Table Speech


Power of Travel

June 15, 2016

Mr. Hiromi Tagawa
Chairman of the Board, JTB Corp.


 “The power of travel” is fivefold, ranging from human interaction, culture, health, education to economy. As many as 19.74 million foreign travelers visited Japan last year, marking a sharp increase of 10 million people in 2 years. Japan’s travel balance turned to a surplus in 2014, after 44 years, and makes a significant contribution to our economy.

 The Visit Japan Campaign was launched in April, 2003, followed by the enactment of the Tourism National Promotion Basic Law in 2006 and the establishment of the Japan Tourism Agency in 2008. Sightseeing and tourism are now recognized as a new national strategy essential for our economic growth, which had long been propelled by manufacturing in the post-war era.

 The new government tourism strategy announced just recently sets an ambitious target to attract 40 million inbound tourists by 2020 and 60 million by 2030. However it is not an unrealistic target, as inbound tourists are estimated to reach 25 million this year. Also, the United Nations World Tourism Organization (UNWTO) projects 480 million people to travel within Asia by 2030, of which the above target of 60 million accounts for merely 13%.

 “Human interaction” plays an instrumental role in deepening mutual understanding and fostering perpetual peace.
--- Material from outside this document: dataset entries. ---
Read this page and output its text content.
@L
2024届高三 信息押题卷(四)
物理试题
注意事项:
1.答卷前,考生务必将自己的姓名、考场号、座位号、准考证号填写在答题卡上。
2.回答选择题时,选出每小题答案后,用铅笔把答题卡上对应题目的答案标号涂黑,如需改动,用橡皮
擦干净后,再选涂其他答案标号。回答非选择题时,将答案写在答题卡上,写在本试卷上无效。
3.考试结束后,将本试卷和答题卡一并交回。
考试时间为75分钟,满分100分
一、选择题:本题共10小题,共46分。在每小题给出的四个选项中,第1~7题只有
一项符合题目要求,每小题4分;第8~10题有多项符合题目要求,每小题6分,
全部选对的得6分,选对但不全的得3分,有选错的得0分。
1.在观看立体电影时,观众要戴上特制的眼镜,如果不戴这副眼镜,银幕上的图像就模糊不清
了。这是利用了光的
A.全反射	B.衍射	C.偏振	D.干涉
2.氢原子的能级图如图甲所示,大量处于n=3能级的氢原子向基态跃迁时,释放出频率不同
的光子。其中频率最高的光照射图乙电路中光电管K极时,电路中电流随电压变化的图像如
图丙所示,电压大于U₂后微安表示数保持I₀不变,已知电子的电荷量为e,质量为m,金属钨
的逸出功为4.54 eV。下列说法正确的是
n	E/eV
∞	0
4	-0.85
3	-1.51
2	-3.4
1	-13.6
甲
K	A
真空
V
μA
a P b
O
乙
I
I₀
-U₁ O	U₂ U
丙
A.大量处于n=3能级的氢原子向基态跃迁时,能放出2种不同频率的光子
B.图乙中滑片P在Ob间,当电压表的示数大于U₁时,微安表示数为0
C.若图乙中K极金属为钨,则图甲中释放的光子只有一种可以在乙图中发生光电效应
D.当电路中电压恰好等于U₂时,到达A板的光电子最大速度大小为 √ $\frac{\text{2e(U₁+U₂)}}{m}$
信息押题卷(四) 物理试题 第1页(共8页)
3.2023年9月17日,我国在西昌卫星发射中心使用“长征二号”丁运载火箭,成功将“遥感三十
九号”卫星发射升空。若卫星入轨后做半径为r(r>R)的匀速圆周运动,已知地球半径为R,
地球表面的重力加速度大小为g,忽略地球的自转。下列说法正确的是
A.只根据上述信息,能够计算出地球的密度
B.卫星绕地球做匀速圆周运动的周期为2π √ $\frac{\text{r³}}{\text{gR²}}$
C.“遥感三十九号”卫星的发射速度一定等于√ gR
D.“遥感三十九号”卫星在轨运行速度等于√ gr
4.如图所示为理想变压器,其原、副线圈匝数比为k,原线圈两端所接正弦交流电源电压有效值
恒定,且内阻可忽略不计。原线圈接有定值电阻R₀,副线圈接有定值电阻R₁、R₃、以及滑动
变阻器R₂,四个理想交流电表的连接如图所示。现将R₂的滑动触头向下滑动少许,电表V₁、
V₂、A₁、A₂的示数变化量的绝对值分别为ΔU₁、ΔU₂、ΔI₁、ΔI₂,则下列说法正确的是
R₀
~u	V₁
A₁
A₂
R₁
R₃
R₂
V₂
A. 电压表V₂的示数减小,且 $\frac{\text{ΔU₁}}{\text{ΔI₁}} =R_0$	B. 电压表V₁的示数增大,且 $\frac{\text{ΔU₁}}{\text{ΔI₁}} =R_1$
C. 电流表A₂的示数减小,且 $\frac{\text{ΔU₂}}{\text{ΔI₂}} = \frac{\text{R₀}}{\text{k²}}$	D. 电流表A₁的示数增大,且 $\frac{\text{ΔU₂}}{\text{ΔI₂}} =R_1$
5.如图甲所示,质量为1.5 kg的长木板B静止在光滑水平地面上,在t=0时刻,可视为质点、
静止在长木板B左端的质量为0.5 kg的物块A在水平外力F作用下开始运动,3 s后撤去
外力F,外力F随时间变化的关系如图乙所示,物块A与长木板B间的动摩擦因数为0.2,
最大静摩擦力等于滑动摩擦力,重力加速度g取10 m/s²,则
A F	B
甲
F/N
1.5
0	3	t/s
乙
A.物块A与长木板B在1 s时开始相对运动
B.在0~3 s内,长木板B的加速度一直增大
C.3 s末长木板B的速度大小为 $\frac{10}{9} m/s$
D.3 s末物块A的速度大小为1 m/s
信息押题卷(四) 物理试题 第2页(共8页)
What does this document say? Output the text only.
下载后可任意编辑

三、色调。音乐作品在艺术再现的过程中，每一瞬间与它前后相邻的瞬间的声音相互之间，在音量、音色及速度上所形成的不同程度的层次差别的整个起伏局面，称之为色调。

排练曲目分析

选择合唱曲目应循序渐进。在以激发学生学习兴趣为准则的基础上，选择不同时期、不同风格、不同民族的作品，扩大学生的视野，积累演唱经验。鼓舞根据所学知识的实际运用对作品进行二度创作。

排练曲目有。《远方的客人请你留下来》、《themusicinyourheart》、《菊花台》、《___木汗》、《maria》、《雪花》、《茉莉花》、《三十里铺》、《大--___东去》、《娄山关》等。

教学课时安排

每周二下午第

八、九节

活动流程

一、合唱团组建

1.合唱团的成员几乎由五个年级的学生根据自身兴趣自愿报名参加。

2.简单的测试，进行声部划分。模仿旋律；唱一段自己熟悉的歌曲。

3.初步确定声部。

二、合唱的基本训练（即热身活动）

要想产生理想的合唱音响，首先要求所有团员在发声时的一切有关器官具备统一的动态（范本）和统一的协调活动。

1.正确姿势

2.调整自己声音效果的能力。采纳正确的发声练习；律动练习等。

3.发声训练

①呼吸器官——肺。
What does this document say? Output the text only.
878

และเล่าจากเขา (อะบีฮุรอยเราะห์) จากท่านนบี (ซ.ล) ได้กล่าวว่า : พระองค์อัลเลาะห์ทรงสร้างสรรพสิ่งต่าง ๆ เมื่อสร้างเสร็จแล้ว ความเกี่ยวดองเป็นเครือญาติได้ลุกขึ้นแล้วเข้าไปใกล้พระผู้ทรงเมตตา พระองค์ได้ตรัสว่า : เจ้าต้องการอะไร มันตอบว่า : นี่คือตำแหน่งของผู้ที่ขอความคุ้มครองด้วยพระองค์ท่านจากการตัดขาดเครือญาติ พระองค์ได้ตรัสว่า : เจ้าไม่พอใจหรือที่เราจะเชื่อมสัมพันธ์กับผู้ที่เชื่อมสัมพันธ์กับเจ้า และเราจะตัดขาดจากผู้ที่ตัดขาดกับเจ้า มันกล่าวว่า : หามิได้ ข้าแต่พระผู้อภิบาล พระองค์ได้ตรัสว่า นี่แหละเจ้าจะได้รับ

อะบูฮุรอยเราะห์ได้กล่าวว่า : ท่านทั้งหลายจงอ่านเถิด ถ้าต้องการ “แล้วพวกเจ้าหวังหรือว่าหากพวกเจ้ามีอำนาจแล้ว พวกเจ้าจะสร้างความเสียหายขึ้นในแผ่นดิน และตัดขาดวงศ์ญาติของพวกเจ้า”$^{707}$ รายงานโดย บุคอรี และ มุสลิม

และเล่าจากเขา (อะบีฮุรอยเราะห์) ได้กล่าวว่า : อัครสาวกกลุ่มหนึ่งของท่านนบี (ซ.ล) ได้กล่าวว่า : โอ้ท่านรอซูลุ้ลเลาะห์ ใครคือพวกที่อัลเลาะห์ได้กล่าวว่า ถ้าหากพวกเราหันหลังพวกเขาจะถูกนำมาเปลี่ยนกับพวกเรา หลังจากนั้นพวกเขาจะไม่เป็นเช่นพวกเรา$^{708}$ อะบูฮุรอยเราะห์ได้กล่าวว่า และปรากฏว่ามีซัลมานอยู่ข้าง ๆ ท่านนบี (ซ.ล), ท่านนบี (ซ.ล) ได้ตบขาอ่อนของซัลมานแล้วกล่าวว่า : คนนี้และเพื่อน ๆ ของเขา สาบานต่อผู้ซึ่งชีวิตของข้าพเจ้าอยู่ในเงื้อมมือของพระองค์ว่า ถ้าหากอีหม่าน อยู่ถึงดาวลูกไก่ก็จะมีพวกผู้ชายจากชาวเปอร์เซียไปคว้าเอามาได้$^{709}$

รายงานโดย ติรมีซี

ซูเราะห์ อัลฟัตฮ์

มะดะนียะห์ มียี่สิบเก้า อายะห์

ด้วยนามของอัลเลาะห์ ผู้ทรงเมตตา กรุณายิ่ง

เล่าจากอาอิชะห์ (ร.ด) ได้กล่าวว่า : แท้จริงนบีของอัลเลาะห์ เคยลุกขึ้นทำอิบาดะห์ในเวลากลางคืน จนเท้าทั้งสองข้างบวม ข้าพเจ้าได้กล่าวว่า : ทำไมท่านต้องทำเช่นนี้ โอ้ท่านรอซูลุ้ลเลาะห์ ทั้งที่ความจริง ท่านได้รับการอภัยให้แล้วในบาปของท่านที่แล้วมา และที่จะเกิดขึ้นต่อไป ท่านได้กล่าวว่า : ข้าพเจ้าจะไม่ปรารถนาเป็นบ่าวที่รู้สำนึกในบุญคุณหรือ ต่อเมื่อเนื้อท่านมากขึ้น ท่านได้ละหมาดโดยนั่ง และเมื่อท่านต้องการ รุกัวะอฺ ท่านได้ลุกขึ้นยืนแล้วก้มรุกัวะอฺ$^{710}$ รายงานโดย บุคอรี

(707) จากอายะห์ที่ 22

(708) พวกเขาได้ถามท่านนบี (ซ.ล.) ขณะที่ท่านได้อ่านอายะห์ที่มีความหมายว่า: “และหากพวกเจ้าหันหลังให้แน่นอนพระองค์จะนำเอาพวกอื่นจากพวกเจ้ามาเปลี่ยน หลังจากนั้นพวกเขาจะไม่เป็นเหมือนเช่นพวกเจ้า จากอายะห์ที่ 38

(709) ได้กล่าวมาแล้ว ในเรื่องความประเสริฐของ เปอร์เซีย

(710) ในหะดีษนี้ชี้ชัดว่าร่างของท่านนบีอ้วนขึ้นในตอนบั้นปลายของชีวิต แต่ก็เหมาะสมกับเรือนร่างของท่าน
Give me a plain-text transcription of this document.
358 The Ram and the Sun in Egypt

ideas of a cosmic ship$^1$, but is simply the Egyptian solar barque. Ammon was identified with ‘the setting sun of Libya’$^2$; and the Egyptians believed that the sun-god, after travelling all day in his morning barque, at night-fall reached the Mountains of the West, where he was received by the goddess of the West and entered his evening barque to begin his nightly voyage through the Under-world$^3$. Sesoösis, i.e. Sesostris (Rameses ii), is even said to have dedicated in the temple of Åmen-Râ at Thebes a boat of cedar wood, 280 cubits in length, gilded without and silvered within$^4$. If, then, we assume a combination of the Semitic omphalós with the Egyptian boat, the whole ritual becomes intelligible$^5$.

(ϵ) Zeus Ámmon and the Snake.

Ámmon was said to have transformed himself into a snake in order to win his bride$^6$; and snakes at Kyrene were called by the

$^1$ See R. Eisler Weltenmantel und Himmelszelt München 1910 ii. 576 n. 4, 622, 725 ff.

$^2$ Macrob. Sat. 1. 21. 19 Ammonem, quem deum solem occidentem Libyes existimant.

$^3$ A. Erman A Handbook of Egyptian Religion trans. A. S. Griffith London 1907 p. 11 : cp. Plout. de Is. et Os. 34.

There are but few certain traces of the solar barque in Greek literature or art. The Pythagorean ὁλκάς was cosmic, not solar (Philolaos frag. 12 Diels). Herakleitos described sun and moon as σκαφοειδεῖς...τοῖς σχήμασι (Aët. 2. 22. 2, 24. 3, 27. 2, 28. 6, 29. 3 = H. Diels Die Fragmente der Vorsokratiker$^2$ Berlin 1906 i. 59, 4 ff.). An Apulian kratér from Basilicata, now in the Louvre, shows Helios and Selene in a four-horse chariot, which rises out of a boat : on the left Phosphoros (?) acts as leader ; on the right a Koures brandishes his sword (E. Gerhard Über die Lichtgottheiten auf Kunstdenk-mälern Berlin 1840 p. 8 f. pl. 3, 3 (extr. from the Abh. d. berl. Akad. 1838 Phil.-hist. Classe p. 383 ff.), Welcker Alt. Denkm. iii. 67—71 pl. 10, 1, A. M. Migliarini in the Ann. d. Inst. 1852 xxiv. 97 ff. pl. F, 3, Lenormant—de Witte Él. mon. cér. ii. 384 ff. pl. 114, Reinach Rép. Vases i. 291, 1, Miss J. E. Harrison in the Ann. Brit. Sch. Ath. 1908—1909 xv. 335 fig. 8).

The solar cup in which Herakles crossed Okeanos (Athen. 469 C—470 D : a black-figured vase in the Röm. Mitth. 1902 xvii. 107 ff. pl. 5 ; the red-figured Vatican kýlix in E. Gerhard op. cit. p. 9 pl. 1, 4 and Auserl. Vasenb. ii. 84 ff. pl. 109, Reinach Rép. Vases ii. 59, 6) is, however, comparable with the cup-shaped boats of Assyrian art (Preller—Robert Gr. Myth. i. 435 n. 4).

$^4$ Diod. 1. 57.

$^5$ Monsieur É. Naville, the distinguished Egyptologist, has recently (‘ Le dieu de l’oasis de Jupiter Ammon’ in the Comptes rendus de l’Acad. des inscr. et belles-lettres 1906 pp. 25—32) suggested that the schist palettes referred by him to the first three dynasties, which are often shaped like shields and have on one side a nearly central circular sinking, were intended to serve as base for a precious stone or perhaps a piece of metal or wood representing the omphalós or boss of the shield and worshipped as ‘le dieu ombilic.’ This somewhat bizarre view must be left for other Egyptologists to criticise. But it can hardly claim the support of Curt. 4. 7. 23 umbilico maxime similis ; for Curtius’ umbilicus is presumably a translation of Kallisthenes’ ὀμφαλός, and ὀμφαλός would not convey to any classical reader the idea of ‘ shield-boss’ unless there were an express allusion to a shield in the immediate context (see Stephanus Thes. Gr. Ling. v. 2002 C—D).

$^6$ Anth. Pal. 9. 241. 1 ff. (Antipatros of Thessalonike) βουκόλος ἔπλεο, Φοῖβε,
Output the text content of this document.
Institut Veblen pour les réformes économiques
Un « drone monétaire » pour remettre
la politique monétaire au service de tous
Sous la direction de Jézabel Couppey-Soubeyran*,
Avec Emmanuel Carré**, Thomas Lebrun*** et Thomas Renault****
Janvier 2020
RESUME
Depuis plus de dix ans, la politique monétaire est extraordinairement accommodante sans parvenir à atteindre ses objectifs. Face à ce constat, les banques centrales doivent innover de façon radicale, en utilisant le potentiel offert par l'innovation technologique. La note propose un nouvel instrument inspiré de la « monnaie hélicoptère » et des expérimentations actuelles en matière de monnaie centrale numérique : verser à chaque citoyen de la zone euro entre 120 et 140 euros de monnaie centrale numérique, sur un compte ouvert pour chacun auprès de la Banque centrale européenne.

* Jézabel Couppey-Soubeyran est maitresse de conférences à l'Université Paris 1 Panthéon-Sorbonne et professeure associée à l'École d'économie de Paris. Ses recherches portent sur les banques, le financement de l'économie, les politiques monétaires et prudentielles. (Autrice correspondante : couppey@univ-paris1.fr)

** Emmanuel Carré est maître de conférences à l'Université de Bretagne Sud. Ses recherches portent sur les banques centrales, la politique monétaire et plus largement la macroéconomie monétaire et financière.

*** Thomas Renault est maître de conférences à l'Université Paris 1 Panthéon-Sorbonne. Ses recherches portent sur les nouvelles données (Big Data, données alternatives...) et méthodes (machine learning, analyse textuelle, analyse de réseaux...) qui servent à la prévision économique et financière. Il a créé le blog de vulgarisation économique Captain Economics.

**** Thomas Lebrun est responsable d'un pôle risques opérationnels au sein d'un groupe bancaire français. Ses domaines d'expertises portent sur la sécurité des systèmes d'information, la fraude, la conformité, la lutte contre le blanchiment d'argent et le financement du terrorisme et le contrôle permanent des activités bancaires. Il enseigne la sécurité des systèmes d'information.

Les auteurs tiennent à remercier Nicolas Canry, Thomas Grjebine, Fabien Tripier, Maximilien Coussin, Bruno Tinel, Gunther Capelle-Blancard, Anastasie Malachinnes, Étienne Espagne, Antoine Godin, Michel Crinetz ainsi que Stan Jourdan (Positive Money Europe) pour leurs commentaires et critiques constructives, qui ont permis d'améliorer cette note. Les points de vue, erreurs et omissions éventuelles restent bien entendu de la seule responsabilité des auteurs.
Just a few weeks ago, President Obama made history by visiting Hiroshima as the first incumbent President. Unfortunately, young people in Japan today are said to be reluctant to international exchanges, and in fact the number of Japanese students studying at universities in Europe and the U.S.A. has declined sharply. It is urgently needed to promote internationalization among younger Japanese through active youth exchanges to improve the brand image of Japan in the future.

 Human interaction also fosters new culture, as seen during the 260-year-long Edo period when our culture of domestic travel evolved. Culture flourishes only in a peaceful and affluent environment. There existed nearly 300 feudal domains with a unique life culture in the Edo period. Feudal lords were obliged to move periodically between Edo and their estates, typically spending alternate years in each place. Frequent travels made by this “sankin-kotai” policy of the Tokugawa shogunate brought diverse and different cultures of feudal domains into Edo. Japan adopted closed-door policy during this period and went against the global trend, yet on the other hand, various forms of travel flourished within the country.

 After WWII, we hosted the Tokyo Olympic Games in 1964 that stimulated a miraculous economic recovery from wartime devastation. Liberalization of overseas travel in 1963 marked an important milestone for tourism in Japan. We are again going to host the Tokyo Olympic and Paralympic Games in 2020. I must say we face multiple risks today, including terrorism, refugees, infectious diseases and natural disasters, which pose a threat to the global economy. As we are going to host several large-scale sporting events in the coming four years, we hope to demonstrate the essence of building a tourism nation, centered on different themes of peace, culture, hospitality, safety and security. “Power of life culture” is the key phrase that ought to be further elaborated on. Let me call upon each of you to renew your understanding of the “power of travel” and “power of human interaction” and to make steady progress in turning Japan into a tourism superpower by 2030.